Der lieblose Erwachsene
Lieblos ist der Erwachsene, der die Wahl getroffen hat, sich gegen die Wahrnehmung und das Durchleben von Schmerz, Angst, Traurigkeit, Unbehagen und des intensiven Gefühls des Alleinseins und der Einsamkeit seines inneren Kindes zu schüt­zen, und der sich weigert, dafür die Verantwortung zu überneh­men. Der lieblose Erwachsene hat sich zudem entschieden, keine Verantwortung für die Freude des Kindes zu überneh­men. Er misst Aufgaben, Regeln, Verpflichtungen und Scham- und Schuldgefühlen einen größeren Wert bei als dem Gefühl, in Kontakt mit sich selbst zu sein. Der lieblose Erwachsene spaltet so das innere Kind ab und lässt es durch seine Entschei­dung, ein autoritärer oder gleichgültiger Elternteil zu sein, im Stich. Wenn der lieblose Erwachsene autoritär ist, dann ist er kritisch, verurteilend, herabsetzend und/oder kontrollierend. Der lieblose Erwachsene ist die innere Stimme, die das Kind belügt, ihm sagt, dass es schlecht, falsch, unzulänglich, dumm, selbstsüchtig oder unwichtig sei, und der die Gefühle des Kin­des für unwichtig erklärt. Er versucht, das Kind zu kontrollie­ren, indem er ihm sagt, was es tun sollte oder nicht tun sollte, und ihm all die schlimmen Dinge vorhält, die passieren kön­nen, wenn es etwas »nicht richtig« macht. Der lieblose Er­wachsene sagt dem Kind, dass es nur dann liebevoll sei, wenn es sich selbst aufopfere, und dass es selbstsüchtig sei, sich selbst glücklich zu machen. [...] In Wirklichkeit jedoch ist es selbstsüch­tig, zu erwarten, daß andere die Verantwortung für unsere Gefühle übernehmen. Der lieblose Erwachsene trifft einseitige Entscheidungen und mißachtet die Wünsche und Bedürfnisse des Kindes. Der lieblose Erwachsene ignoriert und verleugnet die Stimme des inneren Kindes und schafft so genau dieselben Schwierigkeiten, die Eltern haben, wenn sie nicht auf ihre Kinder hören. Die Hauptabsicht des lieblosen autoritären Erwachsenen besteht darin, das innere Kind zu kontrollieren. [...]Der lieblose Erwachsene, der verschiedene Gebote der El­tern und der Gesellschaft verinnerlicht hat, zwingt dem inne­ren Kind diese Regeln auf. Melody Beattie nennt in ihrem Buch Unabhängig sein eine Reihe von Glaubensmustern, die die mei­sten von uns verinnerlicht haben:
• Spüre deine Gefühle nicht, und sprich nicht über sie.

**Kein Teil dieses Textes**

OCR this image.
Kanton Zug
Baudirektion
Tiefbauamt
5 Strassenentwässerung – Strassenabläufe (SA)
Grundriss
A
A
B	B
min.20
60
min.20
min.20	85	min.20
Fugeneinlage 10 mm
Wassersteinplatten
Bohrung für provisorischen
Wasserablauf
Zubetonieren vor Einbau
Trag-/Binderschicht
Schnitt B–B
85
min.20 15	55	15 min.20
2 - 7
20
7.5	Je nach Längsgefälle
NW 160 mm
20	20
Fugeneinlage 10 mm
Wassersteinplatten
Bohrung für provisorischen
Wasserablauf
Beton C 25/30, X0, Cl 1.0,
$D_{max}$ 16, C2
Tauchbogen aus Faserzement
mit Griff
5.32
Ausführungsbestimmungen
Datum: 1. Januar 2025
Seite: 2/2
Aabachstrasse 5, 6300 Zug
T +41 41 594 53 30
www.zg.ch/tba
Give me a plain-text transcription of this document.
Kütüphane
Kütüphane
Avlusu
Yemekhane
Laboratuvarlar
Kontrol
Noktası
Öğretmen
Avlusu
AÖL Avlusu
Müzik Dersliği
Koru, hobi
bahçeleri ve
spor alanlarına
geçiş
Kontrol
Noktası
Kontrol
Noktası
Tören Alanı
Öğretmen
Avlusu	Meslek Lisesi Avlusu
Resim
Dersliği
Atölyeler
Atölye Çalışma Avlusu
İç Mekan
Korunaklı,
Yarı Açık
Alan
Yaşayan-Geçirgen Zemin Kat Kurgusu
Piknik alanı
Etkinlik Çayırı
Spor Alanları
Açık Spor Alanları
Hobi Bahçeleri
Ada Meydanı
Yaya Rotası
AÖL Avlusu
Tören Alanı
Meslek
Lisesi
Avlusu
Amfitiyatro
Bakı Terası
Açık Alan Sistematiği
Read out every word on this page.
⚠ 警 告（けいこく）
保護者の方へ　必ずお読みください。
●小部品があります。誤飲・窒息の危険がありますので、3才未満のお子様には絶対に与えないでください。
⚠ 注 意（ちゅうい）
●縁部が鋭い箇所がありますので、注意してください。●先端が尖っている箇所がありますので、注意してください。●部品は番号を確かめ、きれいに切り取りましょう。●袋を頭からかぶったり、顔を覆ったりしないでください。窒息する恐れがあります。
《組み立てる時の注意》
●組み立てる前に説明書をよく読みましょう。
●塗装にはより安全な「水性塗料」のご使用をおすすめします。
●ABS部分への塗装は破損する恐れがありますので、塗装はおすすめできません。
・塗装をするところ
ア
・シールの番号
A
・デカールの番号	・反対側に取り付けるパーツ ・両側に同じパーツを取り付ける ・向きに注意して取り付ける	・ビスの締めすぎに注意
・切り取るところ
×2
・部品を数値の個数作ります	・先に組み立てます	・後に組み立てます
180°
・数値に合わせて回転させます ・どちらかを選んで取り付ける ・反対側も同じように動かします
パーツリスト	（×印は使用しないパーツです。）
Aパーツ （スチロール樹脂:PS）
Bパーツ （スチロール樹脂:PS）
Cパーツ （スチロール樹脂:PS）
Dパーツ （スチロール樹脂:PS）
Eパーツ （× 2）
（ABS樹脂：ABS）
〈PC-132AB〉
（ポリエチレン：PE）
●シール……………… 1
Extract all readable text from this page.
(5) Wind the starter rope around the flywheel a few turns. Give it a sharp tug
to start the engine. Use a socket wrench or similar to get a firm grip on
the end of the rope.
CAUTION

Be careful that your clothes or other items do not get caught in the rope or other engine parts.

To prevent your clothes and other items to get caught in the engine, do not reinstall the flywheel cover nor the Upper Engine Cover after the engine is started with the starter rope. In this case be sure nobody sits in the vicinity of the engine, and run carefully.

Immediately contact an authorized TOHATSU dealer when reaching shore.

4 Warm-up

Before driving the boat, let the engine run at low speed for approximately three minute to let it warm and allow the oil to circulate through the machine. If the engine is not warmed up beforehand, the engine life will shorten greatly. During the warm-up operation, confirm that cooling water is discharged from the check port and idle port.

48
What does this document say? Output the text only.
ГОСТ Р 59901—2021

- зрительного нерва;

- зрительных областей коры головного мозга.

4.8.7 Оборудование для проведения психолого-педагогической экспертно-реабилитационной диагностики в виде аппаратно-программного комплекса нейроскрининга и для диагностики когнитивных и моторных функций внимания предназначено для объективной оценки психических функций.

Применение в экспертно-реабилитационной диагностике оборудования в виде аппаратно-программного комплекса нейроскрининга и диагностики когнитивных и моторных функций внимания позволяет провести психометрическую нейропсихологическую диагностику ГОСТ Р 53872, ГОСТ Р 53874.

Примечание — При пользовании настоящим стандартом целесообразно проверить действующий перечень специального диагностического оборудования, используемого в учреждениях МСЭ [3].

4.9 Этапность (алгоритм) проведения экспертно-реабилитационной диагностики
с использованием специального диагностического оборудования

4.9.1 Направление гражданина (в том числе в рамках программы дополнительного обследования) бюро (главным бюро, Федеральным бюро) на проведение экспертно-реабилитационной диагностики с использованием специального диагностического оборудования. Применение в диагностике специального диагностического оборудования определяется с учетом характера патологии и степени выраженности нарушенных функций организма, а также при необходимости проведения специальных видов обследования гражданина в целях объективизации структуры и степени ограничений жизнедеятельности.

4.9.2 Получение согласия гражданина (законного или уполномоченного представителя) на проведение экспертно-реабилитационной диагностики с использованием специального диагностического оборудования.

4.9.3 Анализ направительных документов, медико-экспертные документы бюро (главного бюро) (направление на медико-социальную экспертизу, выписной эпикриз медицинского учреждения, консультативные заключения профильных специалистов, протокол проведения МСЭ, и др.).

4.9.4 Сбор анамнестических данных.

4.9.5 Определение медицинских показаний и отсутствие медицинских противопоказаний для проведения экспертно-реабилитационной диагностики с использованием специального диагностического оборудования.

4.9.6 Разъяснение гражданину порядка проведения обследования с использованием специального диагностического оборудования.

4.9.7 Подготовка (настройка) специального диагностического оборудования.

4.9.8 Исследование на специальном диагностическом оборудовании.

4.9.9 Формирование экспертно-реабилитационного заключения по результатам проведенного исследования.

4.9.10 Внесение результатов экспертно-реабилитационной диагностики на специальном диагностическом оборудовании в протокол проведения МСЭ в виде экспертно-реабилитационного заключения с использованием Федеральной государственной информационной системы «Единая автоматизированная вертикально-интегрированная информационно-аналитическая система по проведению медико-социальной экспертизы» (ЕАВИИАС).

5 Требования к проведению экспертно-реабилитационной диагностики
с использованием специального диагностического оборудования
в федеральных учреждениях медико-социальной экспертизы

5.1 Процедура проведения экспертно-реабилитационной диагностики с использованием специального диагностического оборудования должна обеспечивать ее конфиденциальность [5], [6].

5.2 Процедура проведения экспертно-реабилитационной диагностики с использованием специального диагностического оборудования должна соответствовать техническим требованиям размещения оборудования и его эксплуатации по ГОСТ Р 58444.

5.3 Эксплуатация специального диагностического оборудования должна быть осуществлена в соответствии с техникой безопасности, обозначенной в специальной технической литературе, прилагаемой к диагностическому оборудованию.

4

• Denke nicht, suche nicht nach Lösungen und triff keine Entscheidungen - du weißt möglicherweise nicht, was du willst oder was das Beste für dich ist.
• Nimm Probleme nicht wahr, erwähne sie nicht und löse sie nicht - es ist nicht gut, welche zu haben.
• Sei gut, anständig, perfekt und stark.
• Sei nicht, wer du bist, denn das ist nicht gut genug.
• Sei nicht egoistisch, stelle dich nicht an die erste Stelle, sage nicht, was du willst oder brauchst, sage nicht nein, setze keine Grenzen, und sorge nicht für dich - sorge immer für andere. Verletze ihre Gefühle nicht, und mache sie nicht wütend.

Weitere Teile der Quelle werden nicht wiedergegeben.